The Gini index (Gini, 1912) is the most widely known measure of inequality (Gastwirth, 1972; Ceriani and Verme, 2012). It is broadly used for evaluating income and wealth distributions of whole countries (OECD, 2011), but has also been applied in such diverse scientific fields as genetics, epidemiology, quality of life research, and engineering (e.g., Lee, 1996, 1997; Asada, 2005; Zonoobi et al., 2011; Jiang et al., 2016). Utilizing the Gini index, Asada (2005) quantified differences in health-related quality of life between individuals and groups of individuals {Ex. 7}.

The Gini index compares the unit shares of all components to each other; i.e., it is half of the normed average absolute difference between all pairs of components.
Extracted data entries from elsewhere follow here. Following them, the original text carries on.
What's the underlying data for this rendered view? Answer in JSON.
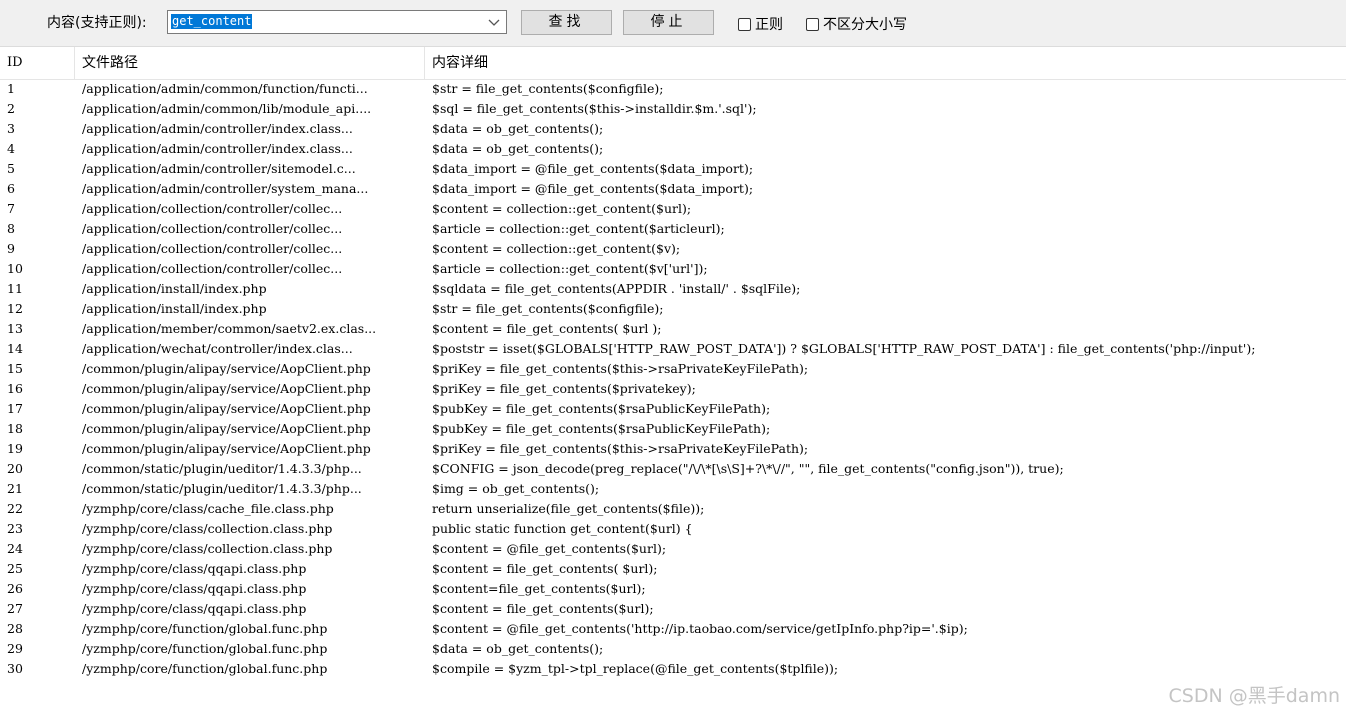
{
  "toolbar": {
    "search_label": "内容(支持正则):",
    "search_value": "get_content",
    "find_button": "查找",
    "stop_button": "停止",
    "regex_label": "正则",
    "case_label": "不区分大小写",
    "dropdown_icon": "chevron-down-icon"
  },
  "table": {
    "columns": [
      "ID",
      "文件路径",
      "内容详细"
    ],
    "rows": [
      {
        "id": "1",
        "path": "/application/admin/common/function/functi...",
        "detail": "$str = file_get_contents($configfile);"
      },
      {
        "id": "2",
        "path": "/application/admin/common/lib/module_api....",
        "detail": "$sql = file_get_contents($this->installdir.$m.'.sql');"
      },
      {
        "id": "3",
        "path": "/application/admin/controller/index.class...",
        "detail": "$data = ob_get_contents();"
      },
      {
        "id": "4",
        "path": "/application/admin/controller/index.class...",
        "detail": "$data = ob_get_contents();"
      },
      {
        "id": "5",
        "path": "/application/admin/controller/sitemodel.c...",
        "detail": "$data_import = @file_get_contents($data_import);"
      },
      {
        "id": "6",
        "path": "/application/admin/controller/system_mana...",
        "detail": "$data_import = @file_get_contents($data_import);"
      },
      {
        "id": "7",
        "path": "/application/collection/controller/collec...",
        "detail": "$content = collection::get_content($url);"
      },
      {
        "id": "8",
        "path": "/application/collection/controller/collec...",
        "detail": "$article = collection::get_content($articleurl);"
      },
      {
        "id": "9",
        "path": "/application/collection/controller/collec...",
        "detail": "$content = collection::get_content($v);"
      },
      {
        "id": "10",
        "path": "/application/collection/controller/collec...",
        "detail": "$article = collection::get_content($v['url']);"
      },
      {
        "id": "11",
        "path": "/application/install/index.php",
        "detail": "$sqldata = file_get_contents(APPDIR . 'install/' . $sqlFile);"
      },
      {
        "id": "12",
        "path": "/application/install/index.php",
        "detail": "$str = file_get_contents($configfile);"
      },
      {
        "id": "13",
        "path": "/application/member/common/saetv2.ex.clas...",
        "detail": "$content = file_get_contents( $url );"
      },
      {
        "id": "14",
        "path": "/application/wechat/controller/index.clas...",
        "detail": "$poststr = isset($GLOBALS['HTTP_RAW_POST_DATA']) ? $GLOBALS['HTTP_RAW_POST_DATA'] : file_get_contents('php://input');"
      },
      {
        "id": "15",
        "path": "/common/plugin/alipay/service/AopClient.php",
        "detail": "$priKey = file_get_contents($this->rsaPrivateKeyFilePath);"
      },
      {
        "id": "16",
        "path": "/common/plugin/alipay/service/AopClient.php",
        "detail": "$priKey = file_get_contents($privatekey);"
      },
      {
        "id": "17",
        "path": "/common/plugin/alipay/service/AopClient.php",
        "detail": "$pubKey = file_get_contents($rsaPublicKeyFilePath);"
      },
      {
        "id": "18",
        "path": "/common/plugin/alipay/service/AopClient.php",
        "detail": "$pubKey = file_get_contents($rsaPublicKeyFilePath);"
      },
      {
        "id": "19",
        "path": "/common/plugin/alipay/service/AopClient.php",
        "detail": "$priKey = file_get_contents($this->rsaPrivateKeyFilePath);"
      },
      {
        "id": "20",
        "path": "/common/static/plugin/ueditor/1.4.3.3/php...",
        "detail": "$CONFIG = json_decode(preg_replace(\"/\\/\\*[\\s\\S]+?\\*\\//\", \"\", file_get_contents(\"config.json\")), true);"
      },
      {
        "id": "21",
        "path": "/common/static/plugin/ueditor/1.4.3.3/php...",
        "detail": "$img = ob_get_contents();"
      },
      {
        "id": "22",
        "path": "/yzmphp/core/class/cache_file.class.php",
        "detail": "return unserialize(file_get_contents($file));"
      },
      {
        "id": "23",
        "path": "/yzmphp/core/class/collection.class.php",
        "detail": "public static function get_content($url) {"
      },
      {
        "id": "24",
        "path": "/yzmphp/core/class/collection.class.php",
        "detail": "$content = @file_get_contents($url);"
      },
      {
        "id": "25",
        "path": "/yzmphp/core/class/qqapi.class.php",
        "detail": "$content = file_get_contents( $url);"
      },
      {
        "id": "26",
        "path": "/yzmphp/core/class/qqapi.class.php",
        "detail": "$content=file_get_contents($url);"
      },
      {
        "id": "27",
        "path": "/yzmphp/core/class/qqapi.class.php",
        "detail": "$content = file_get_contents($url);"
      },
      {
        "id": "28",
        "path": "/yzmphp/core/function/global.func.php",
        "detail": "$content = @file_get_contents('http://ip.taobao.com/service/getIpInfo.php?ip='.$ip);"
      },
      {
        "id": "29",
        "path": "/yzmphp/core/function/global.func.php",
        "detail": "$data = ob_get_contents();"
      },
      {
        "id": "30",
        "path": "/yzmphp/core/function/global.func.php",
        "detail": "$compile = $yzm_tpl->tpl_replace(@file_get_contents($tplfile));"
      }
    ]
  },
  "watermark": "CSDN @黑手damn"
}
Its modes of calculation are manifold: Gini (1912) already listed 13 calculation formulas (see Ceriani and Verme, 2012); the formula presented in Table 1 is yet another one. The Gini index can be interpreted graphically as the fraction of the area between the line of equality and the Lorenz curve (A) to the total area below the line of equality (A + B, which is 0.5). Hence, it satisfies the equation G = A/(A + B) = 2A. Accordingly, the Gini index increases with A. The closer the Lorenz curve is to the line of equality, and the smaller area A, the lower is the Gini index.
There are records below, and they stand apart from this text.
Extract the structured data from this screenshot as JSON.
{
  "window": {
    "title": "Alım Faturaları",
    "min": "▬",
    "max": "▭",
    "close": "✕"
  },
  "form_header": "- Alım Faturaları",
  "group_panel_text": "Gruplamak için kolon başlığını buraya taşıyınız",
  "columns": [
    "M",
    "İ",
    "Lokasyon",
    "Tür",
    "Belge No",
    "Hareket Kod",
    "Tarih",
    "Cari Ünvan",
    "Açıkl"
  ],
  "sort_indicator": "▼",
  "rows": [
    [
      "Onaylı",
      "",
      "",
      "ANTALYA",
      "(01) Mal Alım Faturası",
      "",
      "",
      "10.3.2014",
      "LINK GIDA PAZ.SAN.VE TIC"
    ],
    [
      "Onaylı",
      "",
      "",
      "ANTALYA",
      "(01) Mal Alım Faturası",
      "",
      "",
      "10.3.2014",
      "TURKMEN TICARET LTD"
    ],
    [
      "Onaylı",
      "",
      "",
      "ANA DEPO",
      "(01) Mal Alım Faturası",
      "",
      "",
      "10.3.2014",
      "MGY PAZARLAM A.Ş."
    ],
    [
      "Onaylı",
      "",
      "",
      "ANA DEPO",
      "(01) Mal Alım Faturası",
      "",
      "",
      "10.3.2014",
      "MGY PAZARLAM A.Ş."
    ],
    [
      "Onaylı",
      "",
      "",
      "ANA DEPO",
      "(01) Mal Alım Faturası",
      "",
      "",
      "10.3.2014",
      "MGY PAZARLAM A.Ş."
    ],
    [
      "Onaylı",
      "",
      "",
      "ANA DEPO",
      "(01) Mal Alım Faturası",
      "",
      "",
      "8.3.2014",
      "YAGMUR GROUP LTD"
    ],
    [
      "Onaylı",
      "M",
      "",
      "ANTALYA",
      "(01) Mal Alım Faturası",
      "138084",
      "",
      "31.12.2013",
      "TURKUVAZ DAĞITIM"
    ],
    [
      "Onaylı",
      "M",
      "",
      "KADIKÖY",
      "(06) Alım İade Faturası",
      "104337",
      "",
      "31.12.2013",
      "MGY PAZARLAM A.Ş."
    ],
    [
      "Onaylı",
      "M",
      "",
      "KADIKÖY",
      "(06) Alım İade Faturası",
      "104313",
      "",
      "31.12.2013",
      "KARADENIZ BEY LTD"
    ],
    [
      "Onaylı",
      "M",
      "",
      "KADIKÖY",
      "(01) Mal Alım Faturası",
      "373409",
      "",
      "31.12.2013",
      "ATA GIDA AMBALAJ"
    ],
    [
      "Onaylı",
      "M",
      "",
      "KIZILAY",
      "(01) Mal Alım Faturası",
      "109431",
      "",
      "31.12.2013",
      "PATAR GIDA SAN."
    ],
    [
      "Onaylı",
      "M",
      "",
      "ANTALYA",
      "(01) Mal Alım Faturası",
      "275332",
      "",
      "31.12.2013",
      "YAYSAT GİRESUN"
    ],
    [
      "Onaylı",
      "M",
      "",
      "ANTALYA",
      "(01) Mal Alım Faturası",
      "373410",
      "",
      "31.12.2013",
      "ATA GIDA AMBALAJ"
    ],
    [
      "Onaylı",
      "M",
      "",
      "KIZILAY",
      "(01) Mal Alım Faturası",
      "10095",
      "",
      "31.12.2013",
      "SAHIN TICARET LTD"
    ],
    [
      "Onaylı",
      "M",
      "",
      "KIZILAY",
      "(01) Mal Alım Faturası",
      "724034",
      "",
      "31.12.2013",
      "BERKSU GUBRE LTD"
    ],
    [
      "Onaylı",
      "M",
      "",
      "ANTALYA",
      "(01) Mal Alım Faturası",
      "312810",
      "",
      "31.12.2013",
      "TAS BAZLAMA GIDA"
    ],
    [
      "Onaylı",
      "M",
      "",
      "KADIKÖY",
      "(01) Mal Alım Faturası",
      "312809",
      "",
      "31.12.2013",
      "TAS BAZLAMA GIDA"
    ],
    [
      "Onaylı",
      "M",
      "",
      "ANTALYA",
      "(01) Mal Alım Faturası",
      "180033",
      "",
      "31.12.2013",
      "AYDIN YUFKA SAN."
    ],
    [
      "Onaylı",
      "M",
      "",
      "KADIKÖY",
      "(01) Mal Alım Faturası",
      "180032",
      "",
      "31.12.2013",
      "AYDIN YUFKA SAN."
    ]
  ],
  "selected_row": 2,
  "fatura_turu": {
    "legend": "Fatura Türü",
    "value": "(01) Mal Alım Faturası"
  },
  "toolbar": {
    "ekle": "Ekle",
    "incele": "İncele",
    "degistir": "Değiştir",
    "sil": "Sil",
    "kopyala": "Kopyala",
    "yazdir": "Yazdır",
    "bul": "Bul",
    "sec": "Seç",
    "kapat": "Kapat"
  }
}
The Gini index ranges from 0 (indicating perfect equality) to 1–1/k (indicating maximum inequality). It is a measure of absolute inequality, as the number of components defines its upper bound. The corrected Gini index is bounded by the interval 0–1 and is a measure of relative inequality, since it is not affected by the total number (or, differences in the number) of components.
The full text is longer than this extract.